Sigma Personeelsdiensten
Vragen?

Extern ondernemerschap wordt ook in Wet VBAR volwaardig element

Het externe ondernemerschap weegt straks ook in de Wet VBAR volwaardig mee, naast de aansturing in het werk en het werken voor eigen risico. Dat blijkt uit een voortgangsbrief van Minister Van Hijum (SZW) en staatssecretaris Van Oostenbruggen (Fiscaliteit, Belastingdienst en Douane) aan de Tweede Kamer.

In de huidige versie van het wetsvoorstel VBAR wordt gekeken naar 5 criteria rondom de aansturing in het werk en 5 criteria over werken voor eigen risico. Pas als die criteria in evenwicht waren, werd er gekeken of iemand zich buiten de arbeidsrelatie gedraagt als ondernemer. Dit wordt gewijzigd. Het externe ondernemerschap weegt straks ook in de Wet VBAR volwaardig mee.

De voortgangsbrief

De minister en staatssecretaris stuurden de Tweede Kamer op 27 maart een brief waarin ze informeren over de voortzetting van het wetsvoorstel Verduidelijking beoordeling arbeidsrelatie en rechtsvermoeden (VBAR) en over de stand van zaken na het opheffen van het handhavingsmoratorium voor schijnzelfstandigheid.

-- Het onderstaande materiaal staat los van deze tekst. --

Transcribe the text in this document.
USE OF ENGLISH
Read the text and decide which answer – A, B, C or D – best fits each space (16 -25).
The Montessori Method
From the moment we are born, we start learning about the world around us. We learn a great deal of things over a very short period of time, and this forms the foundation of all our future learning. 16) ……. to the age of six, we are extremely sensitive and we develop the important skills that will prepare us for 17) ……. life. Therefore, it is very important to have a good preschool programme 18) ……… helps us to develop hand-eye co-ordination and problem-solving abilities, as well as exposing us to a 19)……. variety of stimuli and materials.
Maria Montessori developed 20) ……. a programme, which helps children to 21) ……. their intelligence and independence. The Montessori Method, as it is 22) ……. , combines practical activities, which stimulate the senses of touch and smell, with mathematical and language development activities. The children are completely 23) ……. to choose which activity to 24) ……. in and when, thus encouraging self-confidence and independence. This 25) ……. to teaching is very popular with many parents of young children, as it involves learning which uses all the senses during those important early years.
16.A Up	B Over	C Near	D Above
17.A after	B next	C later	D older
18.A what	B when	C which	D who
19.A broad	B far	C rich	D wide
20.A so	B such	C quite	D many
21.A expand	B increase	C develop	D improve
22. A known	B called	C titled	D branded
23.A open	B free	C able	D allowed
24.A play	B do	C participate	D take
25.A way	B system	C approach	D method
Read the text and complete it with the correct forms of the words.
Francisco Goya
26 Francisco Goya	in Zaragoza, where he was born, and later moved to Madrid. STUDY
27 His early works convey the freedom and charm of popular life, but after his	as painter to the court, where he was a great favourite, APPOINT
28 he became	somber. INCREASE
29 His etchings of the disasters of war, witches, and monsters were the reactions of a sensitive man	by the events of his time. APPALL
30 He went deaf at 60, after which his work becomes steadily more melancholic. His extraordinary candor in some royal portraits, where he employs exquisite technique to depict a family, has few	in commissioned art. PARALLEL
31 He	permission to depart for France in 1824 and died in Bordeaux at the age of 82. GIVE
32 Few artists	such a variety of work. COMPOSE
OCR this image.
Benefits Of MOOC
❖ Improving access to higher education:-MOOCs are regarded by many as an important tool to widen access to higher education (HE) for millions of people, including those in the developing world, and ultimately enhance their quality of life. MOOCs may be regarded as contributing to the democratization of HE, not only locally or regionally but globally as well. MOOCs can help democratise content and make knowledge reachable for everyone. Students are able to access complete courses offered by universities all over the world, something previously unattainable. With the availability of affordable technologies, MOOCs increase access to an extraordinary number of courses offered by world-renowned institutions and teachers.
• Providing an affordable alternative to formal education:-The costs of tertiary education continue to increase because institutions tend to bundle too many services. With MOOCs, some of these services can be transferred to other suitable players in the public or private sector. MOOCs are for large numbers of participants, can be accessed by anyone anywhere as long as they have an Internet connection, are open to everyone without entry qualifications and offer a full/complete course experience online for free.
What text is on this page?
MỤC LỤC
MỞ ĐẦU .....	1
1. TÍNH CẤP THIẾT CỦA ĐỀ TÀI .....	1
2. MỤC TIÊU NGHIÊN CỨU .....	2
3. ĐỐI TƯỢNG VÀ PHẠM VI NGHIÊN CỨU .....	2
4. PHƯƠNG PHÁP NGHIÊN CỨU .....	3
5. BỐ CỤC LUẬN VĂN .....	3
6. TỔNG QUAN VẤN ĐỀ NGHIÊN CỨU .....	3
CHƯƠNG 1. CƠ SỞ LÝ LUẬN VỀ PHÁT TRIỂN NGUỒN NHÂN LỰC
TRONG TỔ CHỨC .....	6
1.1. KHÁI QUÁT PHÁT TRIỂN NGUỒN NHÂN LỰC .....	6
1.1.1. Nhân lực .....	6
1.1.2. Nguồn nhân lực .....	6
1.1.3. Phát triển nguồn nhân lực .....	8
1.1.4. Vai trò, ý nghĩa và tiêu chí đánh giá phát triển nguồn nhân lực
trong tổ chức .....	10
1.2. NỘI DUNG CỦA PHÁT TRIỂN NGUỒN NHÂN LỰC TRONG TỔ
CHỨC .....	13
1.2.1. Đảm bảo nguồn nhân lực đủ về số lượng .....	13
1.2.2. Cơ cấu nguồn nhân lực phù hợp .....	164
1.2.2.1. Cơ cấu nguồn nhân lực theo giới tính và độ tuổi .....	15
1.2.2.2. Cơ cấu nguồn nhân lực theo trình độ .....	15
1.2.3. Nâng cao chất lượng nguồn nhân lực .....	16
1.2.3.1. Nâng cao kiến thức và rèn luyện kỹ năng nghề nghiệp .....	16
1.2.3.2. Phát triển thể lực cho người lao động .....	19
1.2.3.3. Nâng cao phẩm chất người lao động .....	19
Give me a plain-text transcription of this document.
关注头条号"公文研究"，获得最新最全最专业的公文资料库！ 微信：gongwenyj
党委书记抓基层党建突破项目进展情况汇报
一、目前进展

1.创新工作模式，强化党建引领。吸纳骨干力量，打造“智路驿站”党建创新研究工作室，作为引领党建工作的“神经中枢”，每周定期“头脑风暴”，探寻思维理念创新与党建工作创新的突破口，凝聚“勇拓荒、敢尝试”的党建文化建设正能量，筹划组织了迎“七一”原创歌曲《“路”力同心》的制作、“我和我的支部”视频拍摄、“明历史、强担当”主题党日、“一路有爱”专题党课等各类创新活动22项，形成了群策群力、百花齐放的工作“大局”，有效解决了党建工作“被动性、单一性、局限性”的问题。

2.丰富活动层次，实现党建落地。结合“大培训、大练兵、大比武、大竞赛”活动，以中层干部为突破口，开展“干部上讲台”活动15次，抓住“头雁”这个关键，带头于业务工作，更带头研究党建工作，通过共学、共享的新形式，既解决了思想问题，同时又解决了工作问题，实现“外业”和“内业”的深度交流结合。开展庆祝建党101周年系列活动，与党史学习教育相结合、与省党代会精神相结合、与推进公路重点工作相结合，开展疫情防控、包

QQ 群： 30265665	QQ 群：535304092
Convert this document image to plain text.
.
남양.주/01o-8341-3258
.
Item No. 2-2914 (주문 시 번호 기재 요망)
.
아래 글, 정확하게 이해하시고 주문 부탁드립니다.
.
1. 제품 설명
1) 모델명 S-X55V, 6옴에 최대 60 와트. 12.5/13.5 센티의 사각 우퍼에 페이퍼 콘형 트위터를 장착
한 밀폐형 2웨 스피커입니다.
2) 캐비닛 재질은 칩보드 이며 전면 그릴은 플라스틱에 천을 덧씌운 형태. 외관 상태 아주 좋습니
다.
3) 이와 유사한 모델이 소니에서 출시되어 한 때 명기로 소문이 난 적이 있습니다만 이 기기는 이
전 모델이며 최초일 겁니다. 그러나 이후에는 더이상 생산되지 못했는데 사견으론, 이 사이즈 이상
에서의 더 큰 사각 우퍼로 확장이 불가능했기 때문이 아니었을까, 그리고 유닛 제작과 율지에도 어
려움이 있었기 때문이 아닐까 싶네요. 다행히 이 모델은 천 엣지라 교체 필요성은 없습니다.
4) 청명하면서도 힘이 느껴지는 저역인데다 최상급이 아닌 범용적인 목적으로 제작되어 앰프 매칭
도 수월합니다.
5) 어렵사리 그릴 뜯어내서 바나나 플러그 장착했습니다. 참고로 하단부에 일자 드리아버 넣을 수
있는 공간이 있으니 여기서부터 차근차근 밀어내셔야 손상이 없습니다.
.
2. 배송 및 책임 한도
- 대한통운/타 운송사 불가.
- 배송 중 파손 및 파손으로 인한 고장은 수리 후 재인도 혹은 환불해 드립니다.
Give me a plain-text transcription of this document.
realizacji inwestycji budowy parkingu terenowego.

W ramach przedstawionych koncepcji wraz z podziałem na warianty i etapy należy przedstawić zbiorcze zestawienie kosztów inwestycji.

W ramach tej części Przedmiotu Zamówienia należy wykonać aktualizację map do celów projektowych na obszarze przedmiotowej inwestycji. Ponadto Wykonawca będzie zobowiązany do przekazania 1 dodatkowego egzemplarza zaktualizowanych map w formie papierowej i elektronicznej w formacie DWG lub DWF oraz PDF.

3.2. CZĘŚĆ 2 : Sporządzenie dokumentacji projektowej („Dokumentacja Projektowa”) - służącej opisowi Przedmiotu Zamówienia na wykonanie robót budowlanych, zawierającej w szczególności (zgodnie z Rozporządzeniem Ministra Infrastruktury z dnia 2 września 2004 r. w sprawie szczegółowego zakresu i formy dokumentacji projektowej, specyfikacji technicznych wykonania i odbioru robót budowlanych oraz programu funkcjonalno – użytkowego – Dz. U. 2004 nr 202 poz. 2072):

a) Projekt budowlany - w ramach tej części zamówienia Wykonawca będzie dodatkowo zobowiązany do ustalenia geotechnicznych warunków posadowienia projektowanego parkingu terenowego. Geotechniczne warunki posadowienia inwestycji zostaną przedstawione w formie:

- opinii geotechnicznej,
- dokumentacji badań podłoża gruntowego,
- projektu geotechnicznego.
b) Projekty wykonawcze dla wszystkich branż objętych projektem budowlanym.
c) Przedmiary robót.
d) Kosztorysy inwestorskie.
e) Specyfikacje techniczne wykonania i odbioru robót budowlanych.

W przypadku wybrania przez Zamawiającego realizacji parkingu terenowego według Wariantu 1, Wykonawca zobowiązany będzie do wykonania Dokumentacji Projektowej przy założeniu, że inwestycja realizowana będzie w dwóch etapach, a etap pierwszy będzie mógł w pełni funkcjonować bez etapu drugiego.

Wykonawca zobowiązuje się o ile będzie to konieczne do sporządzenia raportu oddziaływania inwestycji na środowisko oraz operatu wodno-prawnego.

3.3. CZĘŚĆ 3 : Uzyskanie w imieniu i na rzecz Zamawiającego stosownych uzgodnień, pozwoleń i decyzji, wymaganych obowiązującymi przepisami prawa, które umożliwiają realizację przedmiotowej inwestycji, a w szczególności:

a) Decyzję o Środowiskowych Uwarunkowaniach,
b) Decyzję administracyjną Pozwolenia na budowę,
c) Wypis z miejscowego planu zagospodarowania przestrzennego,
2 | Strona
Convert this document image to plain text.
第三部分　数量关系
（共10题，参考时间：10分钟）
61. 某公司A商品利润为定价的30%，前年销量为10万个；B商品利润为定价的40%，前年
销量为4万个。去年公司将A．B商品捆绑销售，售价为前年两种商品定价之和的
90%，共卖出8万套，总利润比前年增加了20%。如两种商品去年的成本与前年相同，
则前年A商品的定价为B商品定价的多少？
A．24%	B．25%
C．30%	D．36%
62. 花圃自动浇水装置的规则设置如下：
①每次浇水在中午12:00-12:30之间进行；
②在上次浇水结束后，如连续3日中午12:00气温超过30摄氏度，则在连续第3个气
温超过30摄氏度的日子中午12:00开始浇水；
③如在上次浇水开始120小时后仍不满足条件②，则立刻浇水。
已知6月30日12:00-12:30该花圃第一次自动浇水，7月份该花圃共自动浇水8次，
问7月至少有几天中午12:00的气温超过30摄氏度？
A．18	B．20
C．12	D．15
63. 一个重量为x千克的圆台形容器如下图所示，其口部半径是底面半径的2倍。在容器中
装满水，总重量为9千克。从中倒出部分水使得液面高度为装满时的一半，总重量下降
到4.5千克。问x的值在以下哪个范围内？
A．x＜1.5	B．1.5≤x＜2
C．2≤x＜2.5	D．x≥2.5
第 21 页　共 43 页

Extern ondernemerschap volwaardig element

In de voortgangsbrief is onder andere opgenomen dat het extern ondernemerschap straks volwaardig meeweegt, naast de aansturing in het werk en het werken voor eigen risico.

Waarom? De Hoge Raad heeft in het recente antwoord op prejudiciële vragen in de zaak Uber/FNV aangegeven dat er geen rangorde geldt tussen de verschillende gezichtspunten die kunnen wijzen op een arbeidsovereenkomst of werken als zelfstandige (gevolg vanuit het Deliveroo-arrest). Met de voorgenomen wijziging in het wetsvoorstel brengt het kabinet het wetsvoorstel in lijn met dit arrest.

Wijzigt er nu iets?

Voor de huidige praktijk verandert er niets. Ook voor de handhaving heeft het aangepaste wetsvoorstel geen gevolgen. De Belastingdienst handhaaft momenteel al op deze manier op schijnzelfstandigheid, namelijk rekening houdend met huidige wet- en regelgeving en jurisprudentie. Daardoor is het nu al gebruikelijk om alle criteria mee te wegen, waaronder het externe ondernemerschap.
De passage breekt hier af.